I feel the Court, ante, at 325 n. 6, gives undue emphasis to the District Court’s treatment of findings of fact proposed by the petitioner. Every actively practicing trial attorney knows that some judges readily adopt findings presented by counsel; that other judges almost always reject proposed findings and prefer to draft their own or have their clerks prepare them; and that still others adopt a middle course. In this case the District Court produced a judgment for the injured workman. I doubt whether there can be much significance in the adjustment-of-proposed-findings route by which that judgment was reached.
While the Court disclaims any modification of the standards for allowing questions of fact in FELA cases to go to the jury, its decision here suggests otherwise. The Court implies that supervision must be “day-to-day” in order to constitute “supervision” for purposes of creating “employee” status under the FELA. Ante, at 331. Does this mean that orders must be issued with a certain frequency (e. g., every day, or most days) or merely in a certain manner (e. g., the “daily” normal “course of the work,” Baker, 359 U. S., at 228-229)? The *344Court does not say. I suspect that trial judges will be inclined to resolve most doubts against plaintiffs if their findings are to be so vulnerable to challenge.

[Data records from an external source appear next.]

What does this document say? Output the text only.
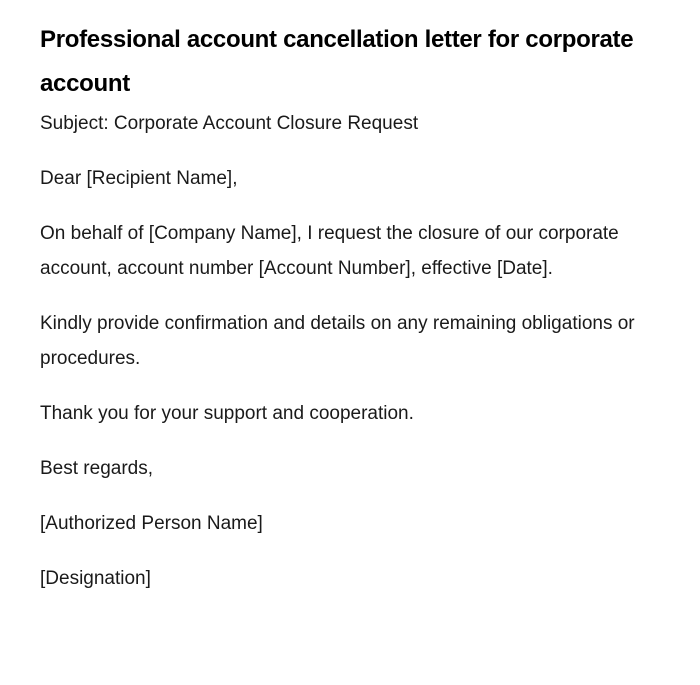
Professional account cancellation letter for corporate account

Subject: Corporate Account Closure Request

Dear [Recipient Name],

On behalf of [Company Name], I request the closure of our corporate account, account number [Account Number], effective [Date].

Kindly provide confirmation and details on any remaining obligations or procedures.

Thank you for your support and cooperation.

Best regards,

[Authorized Person Name]

[Designation]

I also fear that the Court’s holding may be one that opens the way for the railroads of this country to avoid FELA liability. That way apparently is to contract out large portions of maintenance and loading and unloading responsibilities that normally are part of the railroad’s operation.
I would reverse the judgment of the Court of Appeals, and I therefore dissent.

There was testimony by PMT employees that in practice they took instructions and directions from Southern Pacific supervisors, and that failing to follow them could jeopardize their jobs. E. g., App. 57.